On 27 November 1909 and 29 January 1910, van Hasselt, now a press cartoonist, made caricatures of André Espir and André Billy, both being members of Racing Club de France. Van Hasselt then went to London, where while drawing for newspapers (The Star and The Morning Leader), he walked the National Gallery. He returned to France in the early 1910s, and then in 1911–12, he shared a studio with Édouard Saunier at 54 rue Notre-Dame-de-Lorette, and organized joint exhibitions there. He also exhibited with Jacques Salomon, nephew of Édouard Vuillard, which allowed him to enter Vuillard's entourage, also frequenting Maurice Denis, who had a considerable influence on his painting. In the build-up for the semifinals of 1912–13 French Rugby Union Championship between Bordeaux and Racing Club de France on 17 March 1912, van Hasselt made a large poster print (120 x 160 cm), which was used on a "one-page" program for the game, with the name of the players and a scorecard printed on the back.
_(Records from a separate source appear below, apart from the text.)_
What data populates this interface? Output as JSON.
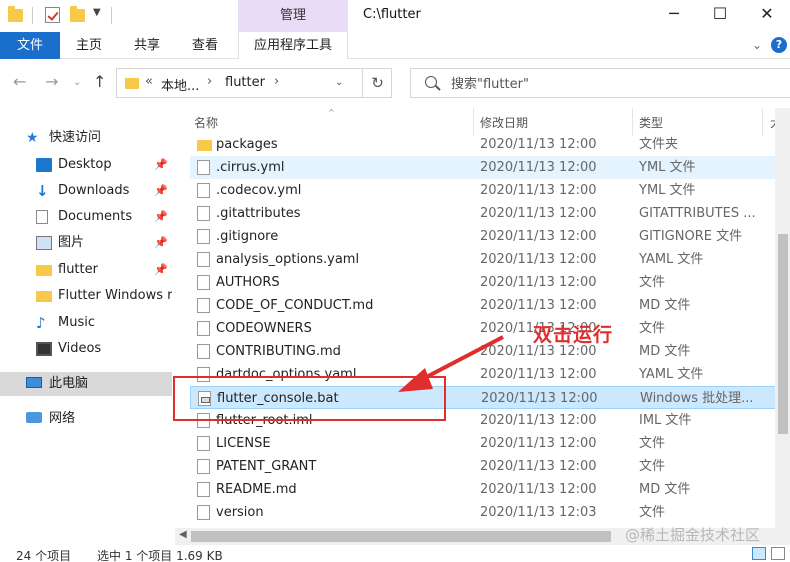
{
  "titlebar": {
    "manage_tab": "管理",
    "title": "C:\\flutter",
    "minimize": "─",
    "maximize": "☐",
    "close": "✕"
  },
  "ribbon": {
    "tabs": [
      "文件",
      "主页",
      "共享",
      "查看"
    ],
    "app_tools": "应用程序工具",
    "collapse": "⌄",
    "help": "?"
  },
  "address": {
    "overflow": "«",
    "segments": [
      "本地...",
      "flutter"
    ],
    "search_placeholder": "搜索\"flutter\""
  },
  "sidebar": {
    "items": [
      {
        "label": "快速访问",
        "icon": "star-icon",
        "pinned": false,
        "level": "top"
      },
      {
        "label": "Desktop",
        "icon": "desktop-icon",
        "pinned": true
      },
      {
        "label": "Downloads",
        "icon": "download-icon",
        "pinned": true
      },
      {
        "label": "Documents",
        "icon": "document-icon",
        "pinned": true
      },
      {
        "label": "图片",
        "icon": "picture-icon",
        "pinned": true
      },
      {
        "label": "flutter",
        "icon": "folder-icon",
        "pinned": true
      },
      {
        "label": "Flutter Windows r",
        "icon": "folder-icon",
        "pinned": false
      },
      {
        "label": "Music",
        "icon": "music-icon",
        "pinned": false
      },
      {
        "label": "Videos",
        "icon": "video-icon",
        "pinned": false
      },
      {
        "label": "此电脑",
        "icon": "computer-icon",
        "pinned": false,
        "level": "top",
        "selected": true
      },
      {
        "label": "网络",
        "icon": "network-icon",
        "pinned": false,
        "level": "top"
      }
    ]
  },
  "columns": {
    "name": "名称",
    "date": "修改日期",
    "type": "类型",
    "size": "大"
  },
  "files": [
    {
      "name": "packages",
      "date": "2020/11/13 12:00",
      "type": "文件夹",
      "icon": "folder-icon"
    },
    {
      "name": ".cirrus.yml",
      "date": "2020/11/13 12:00",
      "type": "YML 文件",
      "icon": "file-icon",
      "hover": true
    },
    {
      "name": ".codecov.yml",
      "date": "2020/11/13 12:00",
      "type": "YML 文件",
      "icon": "file-icon"
    },
    {
      "name": ".gitattributes",
      "date": "2020/11/13 12:00",
      "type": "GITATTRIBUTES ...",
      "icon": "file-icon"
    },
    {
      "name": ".gitignore",
      "date": "2020/11/13 12:00",
      "type": "GITIGNORE 文件",
      "icon": "file-icon"
    },
    {
      "name": "analysis_options.yaml",
      "date": "2020/11/13 12:00",
      "type": "YAML 文件",
      "icon": "file-icon"
    },
    {
      "name": "AUTHORS",
      "date": "2020/11/13 12:00",
      "type": "文件",
      "icon": "file-icon"
    },
    {
      "name": "CODE_OF_CONDUCT.md",
      "date": "2020/11/13 12:00",
      "type": "MD 文件",
      "icon": "file-icon"
    },
    {
      "name": "CODEOWNERS",
      "date": "2020/11/13 12:00",
      "type": "文件",
      "icon": "file-icon"
    },
    {
      "name": "CONTRIBUTING.md",
      "date": "2020/11/13 12:00",
      "type": "MD 文件",
      "icon": "file-icon"
    },
    {
      "name": "dartdoc_options.yaml",
      "date": "2020/11/13 12:00",
      "type": "YAML 文件",
      "icon": "file-icon"
    },
    {
      "name": "flutter_console.bat",
      "date": "2020/11/13 12:00",
      "type": "Windows 批处理...",
      "icon": "batch-file-icon",
      "selected": true
    },
    {
      "name": "flutter_root.iml",
      "date": "2020/11/13 12:00",
      "type": "IML 文件",
      "icon": "file-icon"
    },
    {
      "name": "LICENSE",
      "date": "2020/11/13 12:00",
      "type": "文件",
      "icon": "file-icon"
    },
    {
      "name": "PATENT_GRANT",
      "date": "2020/11/13 12:00",
      "type": "文件",
      "icon": "file-icon"
    },
    {
      "name": "README.md",
      "date": "2020/11/13 12:00",
      "type": "MD 文件",
      "icon": "file-icon"
    },
    {
      "name": "version",
      "date": "2020/11/13 12:03",
      "type": "文件",
      "icon": "file-icon"
    }
  ],
  "annotation": {
    "text": "双击运行",
    "color": "#e02d2d"
  },
  "status": {
    "count": "24 个项目",
    "selection": "选中 1 个项目  1.69 KB"
  },
  "watermark": "@稀土掘金技术社区",
  "colors": {
    "accent": "#1a6ecc",
    "manage_tab": "#e9dcf6",
    "selected_row": "#cce8ff",
    "hover_row": "#e5f3ff"
  }
}
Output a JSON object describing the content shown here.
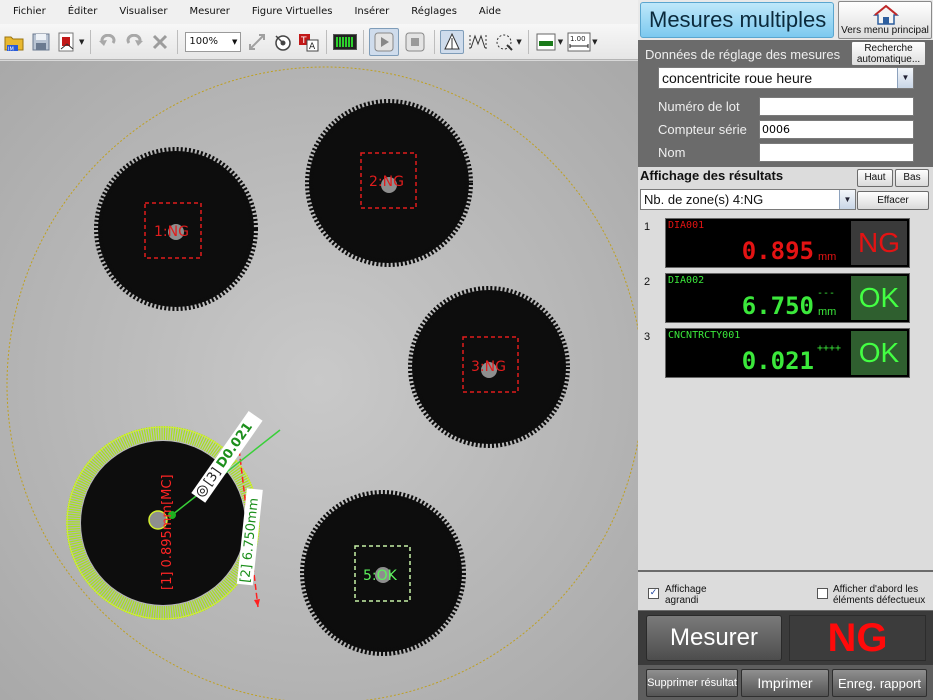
{
  "menu": [
    "Fichier",
    "Éditer",
    "Visualiser",
    "Mesurer",
    "Figure Virtuelles",
    "Insérer",
    "Réglages",
    "Aide"
  ],
  "toolbar": {
    "zoom": "100%",
    "scale_value": "1.00"
  },
  "image": {
    "zones": [
      {
        "label": "1:NG",
        "status": "NG"
      },
      {
        "label": "2:NG",
        "status": "NG"
      },
      {
        "label": "3:NG",
        "status": "NG"
      },
      {
        "label": "5:OK",
        "status": "OK"
      }
    ],
    "overlays": {
      "dia1": "[1] 0.895mm[MC]",
      "dia2": "[2] 6.750mm",
      "conc_tag": "[3]",
      "conc_value": "D0.021"
    }
  },
  "panel": {
    "title": "Mesures multiples",
    "main_menu_button": "Vers menu principal",
    "settings_label": "Données de réglage des mesures",
    "search_button": "Recherche automatique...",
    "setting_name": "concentricite roue heure",
    "fields": [
      {
        "label": "Numéro de lot",
        "value": ""
      },
      {
        "label": "Compteur série",
        "value": "0006"
      },
      {
        "label": "Nom",
        "value": ""
      }
    ],
    "results_title": "Affichage des résultats",
    "btn_up": "Haut",
    "btn_down": "Bas",
    "btn_clear": "Effacer",
    "zone_filter": "Nb. de zone(s) 4:NG",
    "results": [
      {
        "num": "1",
        "name": "DIA001",
        "value": "0.895",
        "unit": "mm",
        "extra": "",
        "judge": "NG",
        "color": "#e31313"
      },
      {
        "num": "2",
        "name": "DIA002",
        "value": "6.750",
        "unit": "mm",
        "extra": "---",
        "judge": "OK",
        "color": "#3be83b"
      },
      {
        "num": "3",
        "name": "CNCNTRCTY001",
        "value": "0.021",
        "unit": "",
        "extra": "++++",
        "judge": "OK",
        "color": "#3be83b"
      }
    ],
    "option_enlarged": "Affichage agrandi",
    "option_defective_first": "Afficher d'abord les éléments défectueux",
    "measure_button": "Mesurer",
    "global_judgement": "NG",
    "delete_result": "Supprimer résultat",
    "print": "Imprimer",
    "save_report": "Enreg. rapport"
  }
}
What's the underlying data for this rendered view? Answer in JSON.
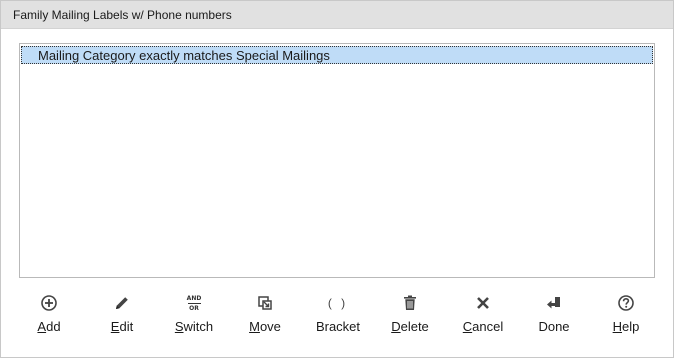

During the First World War, van Hasselt, who still did not have French nationality, served as an ambulance driver in the French Army.

In 1921, van Hasselt married the designer Louise Le Vavasseur, who introduced him to the Arcachon basin, which became a real source of inspiration since he painted a large number of seascapes and scenes of daily life there during the interwar period.

Willem van Hasselt obtained French nationality in 1933. In 1945, van Hasselt was elected to the Académie des Beaux-Arts, replacing André Devambez. From 1951 he was a member of the committee of the Institut Néerlandais and president of the Fra Angelico and France-Hollande associations.

In 1957, he moved to Nogent-sur-Marne, at the "Maison des artistes", where he died on 23 August 1963.